Zeichen stehen auf Sturm

Ein interessantes Statement vom Chef der islamisch-konservativen Regierungspartei. Es zeigt, dass der Begriff „Islamisten“ nicht mehr viel bedeutet. Denn er wird gleichermaßen für islamisch-konservative Parteien wie ultra-religiöse Salafisten verwendet. Hatte man im Westen nach den Wahlen in Tunesien und Ägypten einen „islamistischen Schulterschluss“ erwartet, zeigt sich nun immer mehr, dass die Salafisten für die großen islamisch-konservativen Parteien ein Problem darstellen und dass Letztere der Konfrontation kaum mehr ausweichen können.

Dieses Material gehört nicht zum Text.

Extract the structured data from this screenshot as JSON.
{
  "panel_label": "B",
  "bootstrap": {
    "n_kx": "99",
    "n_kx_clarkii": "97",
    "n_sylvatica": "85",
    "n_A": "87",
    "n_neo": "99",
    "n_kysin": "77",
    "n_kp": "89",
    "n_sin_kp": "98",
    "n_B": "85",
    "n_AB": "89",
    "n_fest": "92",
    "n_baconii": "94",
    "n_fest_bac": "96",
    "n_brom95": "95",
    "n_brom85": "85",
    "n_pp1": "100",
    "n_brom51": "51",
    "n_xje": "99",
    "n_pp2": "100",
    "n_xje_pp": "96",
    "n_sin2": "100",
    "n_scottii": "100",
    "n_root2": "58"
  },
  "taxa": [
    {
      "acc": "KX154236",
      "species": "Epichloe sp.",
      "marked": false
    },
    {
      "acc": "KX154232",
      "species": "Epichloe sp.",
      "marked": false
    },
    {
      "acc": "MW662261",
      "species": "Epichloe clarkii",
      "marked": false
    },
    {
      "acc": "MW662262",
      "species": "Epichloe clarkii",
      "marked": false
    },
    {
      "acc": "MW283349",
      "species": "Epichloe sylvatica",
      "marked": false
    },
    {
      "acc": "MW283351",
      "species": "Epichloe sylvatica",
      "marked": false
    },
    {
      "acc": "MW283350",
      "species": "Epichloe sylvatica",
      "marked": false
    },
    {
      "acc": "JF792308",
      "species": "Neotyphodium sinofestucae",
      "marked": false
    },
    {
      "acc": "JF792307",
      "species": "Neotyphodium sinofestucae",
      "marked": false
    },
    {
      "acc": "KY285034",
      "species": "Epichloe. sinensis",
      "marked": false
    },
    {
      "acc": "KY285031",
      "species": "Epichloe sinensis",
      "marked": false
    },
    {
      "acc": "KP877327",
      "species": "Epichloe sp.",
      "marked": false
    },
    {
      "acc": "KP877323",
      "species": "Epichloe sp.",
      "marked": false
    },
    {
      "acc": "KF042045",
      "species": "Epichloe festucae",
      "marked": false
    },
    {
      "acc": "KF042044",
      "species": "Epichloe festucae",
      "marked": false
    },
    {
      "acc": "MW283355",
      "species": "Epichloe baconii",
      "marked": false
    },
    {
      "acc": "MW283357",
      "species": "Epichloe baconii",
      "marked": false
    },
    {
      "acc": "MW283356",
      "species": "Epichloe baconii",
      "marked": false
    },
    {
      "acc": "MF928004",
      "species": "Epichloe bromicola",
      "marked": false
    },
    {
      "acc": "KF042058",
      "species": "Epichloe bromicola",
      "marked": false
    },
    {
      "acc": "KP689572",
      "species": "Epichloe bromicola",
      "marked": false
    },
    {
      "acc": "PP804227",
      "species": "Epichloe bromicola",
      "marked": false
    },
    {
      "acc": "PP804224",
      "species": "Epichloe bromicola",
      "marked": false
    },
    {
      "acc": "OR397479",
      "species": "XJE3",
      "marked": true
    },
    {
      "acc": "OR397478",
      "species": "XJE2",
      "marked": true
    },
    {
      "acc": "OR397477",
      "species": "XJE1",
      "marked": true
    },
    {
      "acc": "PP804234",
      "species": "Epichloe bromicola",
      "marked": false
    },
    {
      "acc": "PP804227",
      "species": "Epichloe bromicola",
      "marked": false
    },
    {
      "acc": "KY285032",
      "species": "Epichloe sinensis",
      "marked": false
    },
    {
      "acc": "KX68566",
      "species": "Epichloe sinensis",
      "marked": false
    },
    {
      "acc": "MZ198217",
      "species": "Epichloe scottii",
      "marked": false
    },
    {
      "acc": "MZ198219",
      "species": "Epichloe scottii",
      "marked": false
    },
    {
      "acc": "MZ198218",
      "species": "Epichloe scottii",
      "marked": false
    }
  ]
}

Das gilt auch für Ägypten, wo die regierende Muslimbruderschaft zwar noch zögert, doch die Zeichen zwischen Muslimbrüdern und Salafisten längst auf Sturm stehen. Der aus den Reihen der Muslimbrüder stammende Präsident Muhammad Mursi kann sich nicht staatsmännisch geben und gleichzeitig zusehen, wie Salafisten versuchen, der Gesellschaft ihre teils mittelalterlichen Vorstellungen aufzudrücken. Es waren auch salafistische TV-Kanäle, die vor zwei Wochen das Mohammed-Video ausgegraben und zu Protesten aufgerufen hatten, was die ägyptischen Sicherheitskräfte zwei Wochen lang in Atem hielt und sicherlich nicht tourismusfördernd war.

Zu Zeiten der Militärdiktatur waren Salafisten noch der Spielball der Staatssicherheit. In der neuen arabischen Welt muss man dieses Problem erstmals gesellschaftlich und politisch angehen. Um die Salafisten zu isolieren, braucht es anscheinend große islamisch-konservative Parteien wie die Muslimbrüder in Ägypten, die die Unterstützung der Mehrheit im Volk genießen. Sie müssen sich jetzt entscheiden, ob sie auf dem „salafistischen Auge“ blind bleiben, aus Angst, einen Teil der konservativen Wählerschaft zu verlieren, oder ob sie die Salafisten politisch und sozial an den Rand drängen.

Auf einen Blick

In Libyen kam es in der Nacht auf Samstag zu einem Aufstand wütender Bürger gegen salafistische Milizen. Dabei starben elf Menschen, Dutzende wurden verletzt. Die Regierung verfügte in der Folge am Wochenende eine Auflösung aller „illegitimen Milizen“. Wie diese schwierige Aufgabe bewerkstelligt werden soll, ist freilich noch unklar.